Yesterday, Meta announced that it has chosen Safaricom as its landing partner for a new submarine cable connecting Kenya and Oman. The deal was signed through Meta’s subsidiary Edge Network Services Limited, marking Meta’s second major undersea cable investment in Kenya.
Safaricom has long dominated Kenya’s mobile voice, data and mobile money markets. Yet, as competition intensifies and growth slows in its traditional segments, the company has been actively repositioning itself as a full-fledged technology company. Its Vision 2030 strategy is built around this transformation and the Meta partnership fits squarely within that vision.
By becoming a landing partner for a global submarine cable, Safaricom is not just providing connectivity anymore, it is helping shape how that connectivity reaches businesses, data centers and eventually end users. This strengthens Safaricom’s hand in enterprise cloud, data hosting and edge computing.
The new cable means much more than faster internet speeds for Kenya. With the country’s growing reliance on cloud services, streaming platforms and digital payments, demand for high-capacity, low-latency connectivity has never been higher.

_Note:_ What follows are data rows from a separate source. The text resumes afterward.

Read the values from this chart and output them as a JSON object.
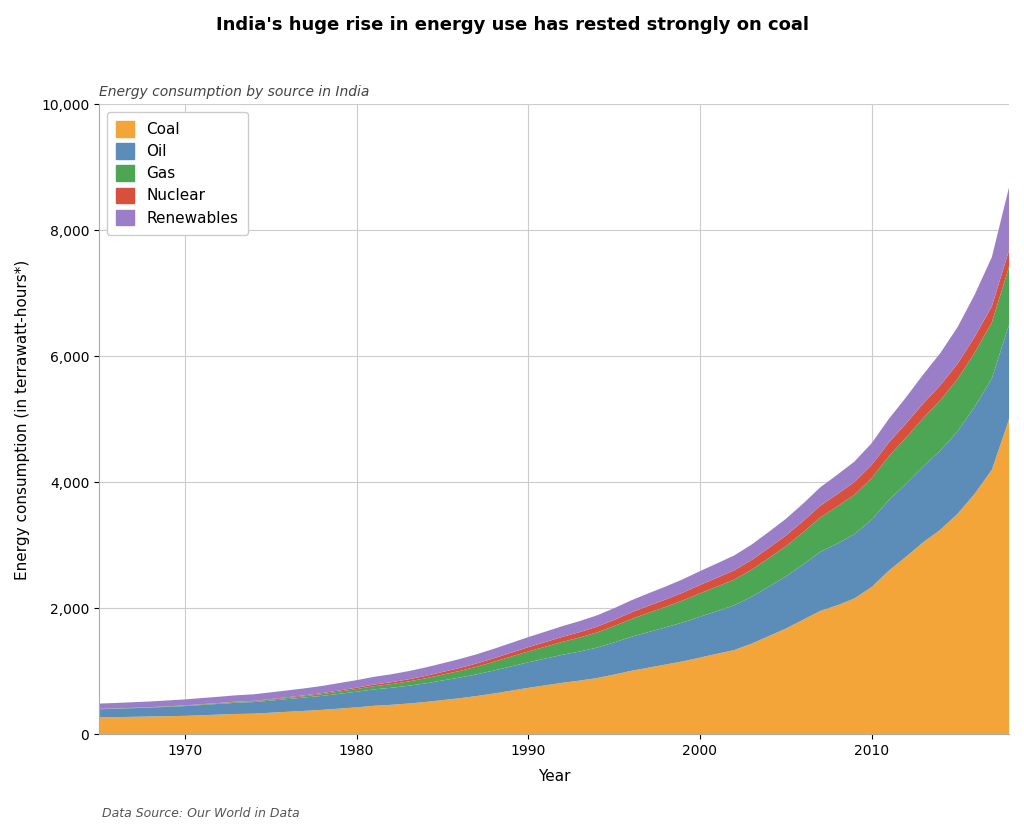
{
  "title": "India's huge rise in energy use has rested strongly on coal",
  "subtitle": "Energy consumption by source in India",
  "source": "Data Source: Our World in Data",
  "xlabel": "Year",
  "ylabel": "Energy consumption (in terrawatt-hours*)",
  "ylim": [
    0,
    10000
  ],
  "yticks": [
    0,
    2000,
    4000,
    6000,
    8000,
    10000
  ],
  "colors": {
    "Coal": "#F4A53A",
    "Oil": "#5B8DB8",
    "Gas": "#4CA654",
    "Nuclear": "#D94F3D",
    "Renewables": "#9B7EC8"
  },
  "legend_order": [
    "Coal",
    "Oil",
    "Gas",
    "Nuclear",
    "Renewables"
  ],
  "years": [
    1965,
    1966,
    1967,
    1968,
    1969,
    1970,
    1971,
    1972,
    1973,
    1974,
    1975,
    1976,
    1977,
    1978,
    1979,
    1980,
    1981,
    1982,
    1983,
    1984,
    1985,
    1986,
    1987,
    1988,
    1989,
    1990,
    1991,
    1992,
    1993,
    1994,
    1995,
    1996,
    1997,
    1998,
    1999,
    2000,
    2001,
    2002,
    2003,
    2004,
    2005,
    2006,
    2007,
    2008,
    2009,
    2010,
    2011,
    2012,
    2013,
    2014,
    2015,
    2016,
    2017,
    2018
  ],
  "Coal": [
    270,
    275,
    280,
    285,
    290,
    295,
    305,
    315,
    325,
    330,
    345,
    360,
    375,
    390,
    410,
    430,
    455,
    470,
    490,
    515,
    545,
    575,
    610,
    650,
    695,
    740,
    780,
    820,
    855,
    895,
    950,
    1010,
    1060,
    1110,
    1160,
    1220,
    1280,
    1340,
    1440,
    1560,
    1680,
    1820,
    1960,
    2050,
    2160,
    2340,
    2600,
    2820,
    3050,
    3250,
    3500,
    3820,
    4200,
    5000
  ],
  "Oil": [
    130,
    133,
    137,
    142,
    148,
    155,
    163,
    170,
    178,
    183,
    192,
    202,
    212,
    222,
    235,
    248,
    260,
    270,
    282,
    295,
    312,
    328,
    345,
    365,
    385,
    405,
    425,
    445,
    462,
    483,
    510,
    540,
    565,
    590,
    618,
    648,
    678,
    710,
    745,
    785,
    828,
    878,
    935,
    980,
    1020,
    1070,
    1120,
    1160,
    1205,
    1255,
    1310,
    1380,
    1450,
    1500
  ],
  "Gas": [
    5,
    5,
    6,
    6,
    7,
    8,
    9,
    10,
    12,
    14,
    16,
    19,
    22,
    28,
    35,
    42,
    50,
    58,
    68,
    80,
    92,
    105,
    120,
    138,
    155,
    172,
    188,
    205,
    222,
    240,
    260,
    282,
    305,
    325,
    348,
    372,
    390,
    408,
    428,
    452,
    478,
    508,
    548,
    590,
    625,
    658,
    695,
    730,
    765,
    800,
    830,
    860,
    890,
    920
  ],
  "Nuclear": [
    0,
    0,
    0,
    0,
    2,
    3,
    4,
    5,
    6,
    7,
    9,
    11,
    13,
    16,
    19,
    22,
    26,
    30,
    34,
    38,
    42,
    47,
    52,
    57,
    62,
    68,
    74,
    80,
    86,
    92,
    98,
    105,
    112,
    118,
    125,
    132,
    140,
    148,
    155,
    162,
    170,
    178,
    186,
    194,
    202,
    210,
    218,
    225,
    232,
    238,
    244,
    250,
    256,
    262
  ],
  "Renewables": [
    85,
    87,
    89,
    91,
    93,
    95,
    97,
    99,
    101,
    103,
    106,
    108,
    111,
    114,
    117,
    120,
    123,
    126,
    130,
    134,
    138,
    142,
    146,
    150,
    155,
    160,
    165,
    170,
    175,
    180,
    186,
    192,
    198,
    205,
    212,
    220,
    228,
    236,
    244,
    254,
    265,
    278,
    292,
    308,
    325,
    345,
    375,
    415,
    460,
    510,
    580,
    670,
    780,
    1000
  ],
  "background_color": "#FFFFFF",
  "grid_color": "#CCCCCC",
  "title_fontsize": 13,
  "subtitle_fontsize": 10,
  "axis_label_fontsize": 11,
  "tick_fontsize": 10,
  "legend_fontsize": 11,
  "source_fontsize": 9
}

A new international cable adds redundancy, reducing the impact of outages such as those recently caused by Red Sea cable disruptions, and increases Kenya’s ability to host and process large volumes of data locally. That’s good news for cloud providers, data center operators and even local startups building AI or fintech solutions that require stable, high-speed connectivity.
What is in It for Meta
Meta’s global platforms, including Facebook, WhatsApp, and Instagram, rely heavily on fast and reliable data routes. Improved network performance means better user experience and lower delivery costs for Meta’s services.
The move also aligns with Meta’s long-term strategy to build and control parts of the internet infrastructure powering its apps, AI workloads and future metaverse applications.